Directed by Jaume Balagueró [Other horror films: Darkness (2002), Frágiles (2005), Películas para no dormir: Para entrar a vivir (2006), [Rec] (2007), [Rec]² (2009), Mientras duermes (2011), [REC] 4: Apocalipsis (2014), Muse (2017)]
Known as The Nameless to American audiences, this independent Spanish flick seems to be going for the bleak feel of movies like Se7en, which came out just four years prior. Unfortunately, while it succeeds in that endeavor, I don’t think I got much more out of this one.

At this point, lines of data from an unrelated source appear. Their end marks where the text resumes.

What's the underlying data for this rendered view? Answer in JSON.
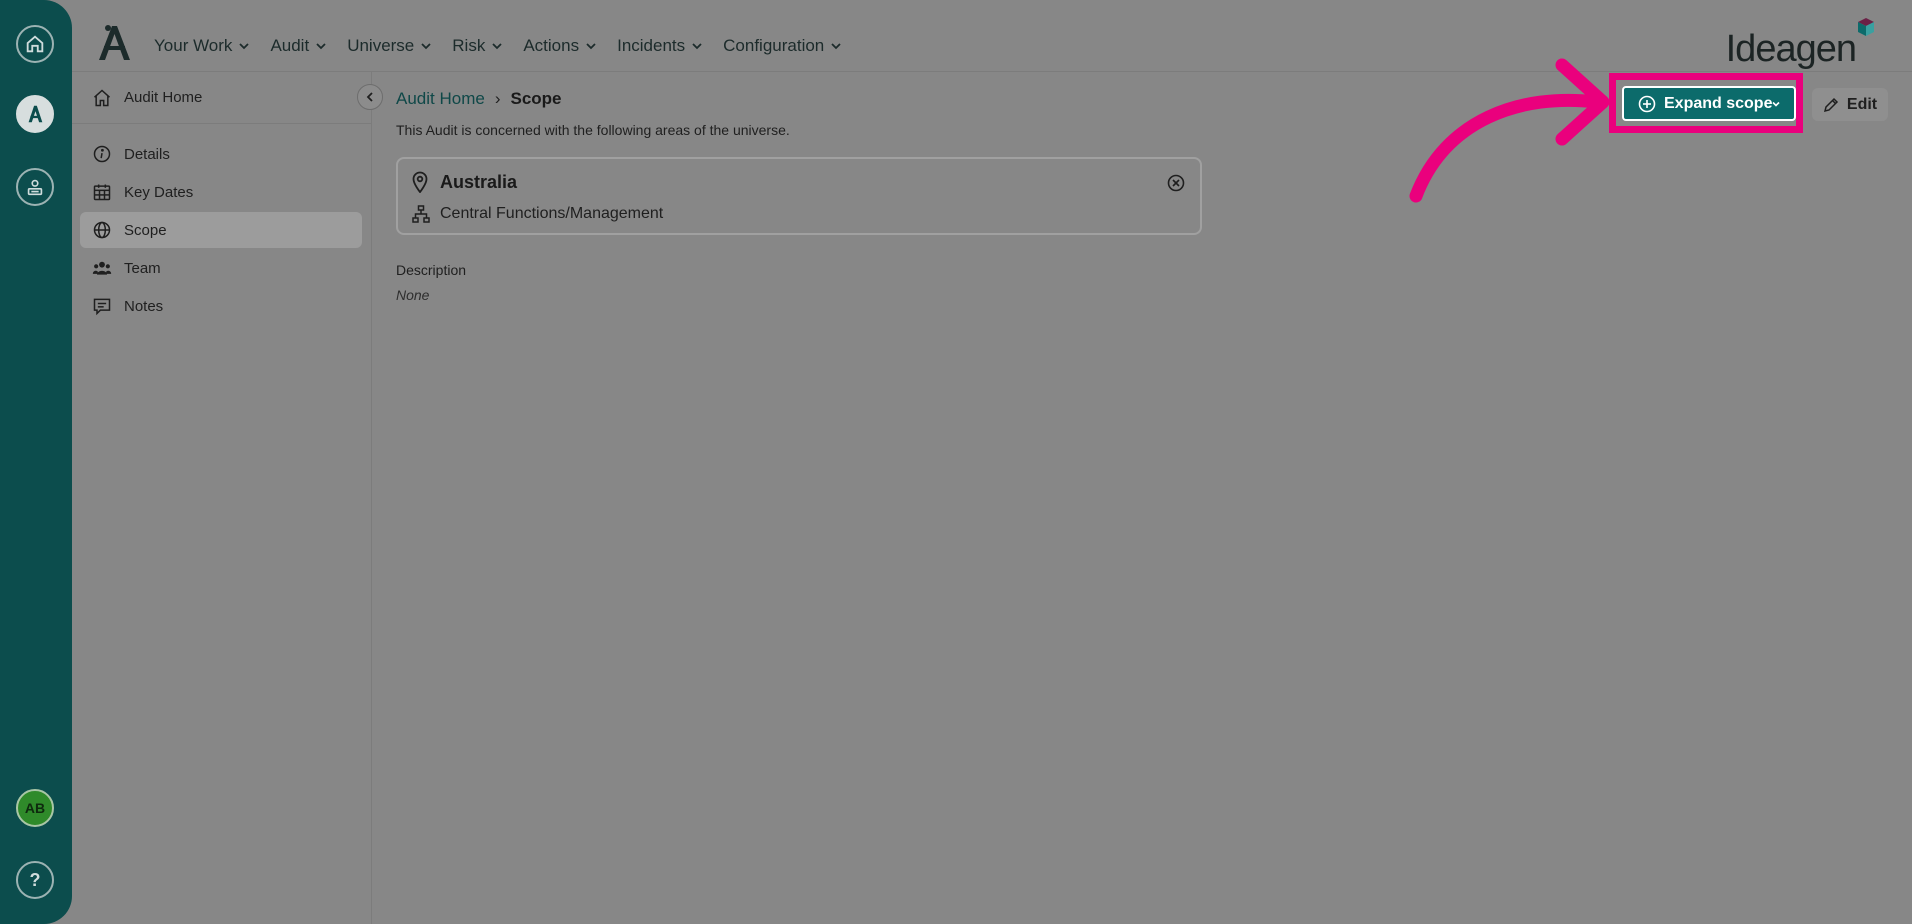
{
  "rail": {
    "icons": [
      "home-icon",
      "app-logo-icon",
      "person-list-icon"
    ],
    "avatar_initials": "AB",
    "help_label": "?"
  },
  "topbar": {
    "nav": [
      {
        "label": "Your Work"
      },
      {
        "label": "Audit"
      },
      {
        "label": "Universe"
      },
      {
        "label": "Risk"
      },
      {
        "label": "Actions"
      },
      {
        "label": "Incidents"
      },
      {
        "label": "Configuration"
      }
    ],
    "brand": "Ideagen"
  },
  "subnav": {
    "home_label": "Audit Home",
    "items": [
      {
        "label": "Details",
        "icon": "info-icon"
      },
      {
        "label": "Key Dates",
        "icon": "calendar-icon"
      },
      {
        "label": "Scope",
        "icon": "globe-icon",
        "active": true
      },
      {
        "label": "Team",
        "icon": "team-icon"
      },
      {
        "label": "Notes",
        "icon": "notes-icon"
      }
    ]
  },
  "main": {
    "breadcrumb": {
      "parent": "Audit Home",
      "separator": "›",
      "current": "Scope"
    },
    "intro": "This Audit is concerned with the following areas of the universe.",
    "scope": {
      "location": "Australia",
      "unit": "Central Functions/Management"
    },
    "description_label": "Description",
    "description_value": "None"
  },
  "actions": {
    "expand_label": "Expand scope",
    "edit_label": "Edit"
  },
  "colors": {
    "rail": "#0c4d4d",
    "primary_button": "#0c6b6b",
    "highlight": "#ea007d",
    "overlay_bg": "#878787"
  }
}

In itself, the plot is pretty interesting, working itself like a solid mystery movie with occasionally rather gory scenes. I enjoyed the inclusion of the cult, but I don’t think they were particularly explained as well as they could have been, which is where a lot of my problems with this come from.
The main cast, being just two people, work decently well together. Emma Vilarasau acts way too hysterically at times, but given what her character’s going through, that could probably be excused. Karra Elejalde (who, in 2007, starred in the somewhat fun Los cronocrimenes, or Timecrimes) did well here as a retired detective, and I think he stood out because of his mostly unassuming look. Though he had just a single scene, Carlos Lasarte (who appeared later in the [Rec] films) was rather creepy, and gave off a Tim Curry vibe. No one else really stood out in one way or the other.
Parts of the plot didn’t work for me, mostly revolving around the aforementioned cult. I liked the ending, but it was pretty obvious from the get-go that this movie wouldn’t end in sunshine and daisies. Aspects of why the cult went after children, though, didn’t really seem to have a good explanation. Part of this may be the fact that the version of this movie I own on DVD is dubbed, and dubbed horribly. I rather dislike dubbed versions of foreign films, and given how badly this one was, it stood out very negatively. That possibly could have obfuscated some of the message that this movie was going for.
Still, Los sin nombre does have an interesting feel to it. Some pretty violent scenes, some involving children, and a good ending despite it’s expected nature. The problem is some parts don’t do it for me. I did happen to like this more this time around than when I first saw it, but I still find it quite a below average film. Director Jaume Balaguero later went on to direct the flawed Darkness, but also some better films, such as [Rec], so at least his later attempts were more solid.
Many people enjoy this movie, some calling it a lesser-known classic. I’ve seen it twice, and I just don’t get it. Portions are pretty good, especially for a movie of this independent a feel, but until I find a subtitled version (and chances are, that might not help as much as I hope), this isn’t a movie I’d care to see a third time.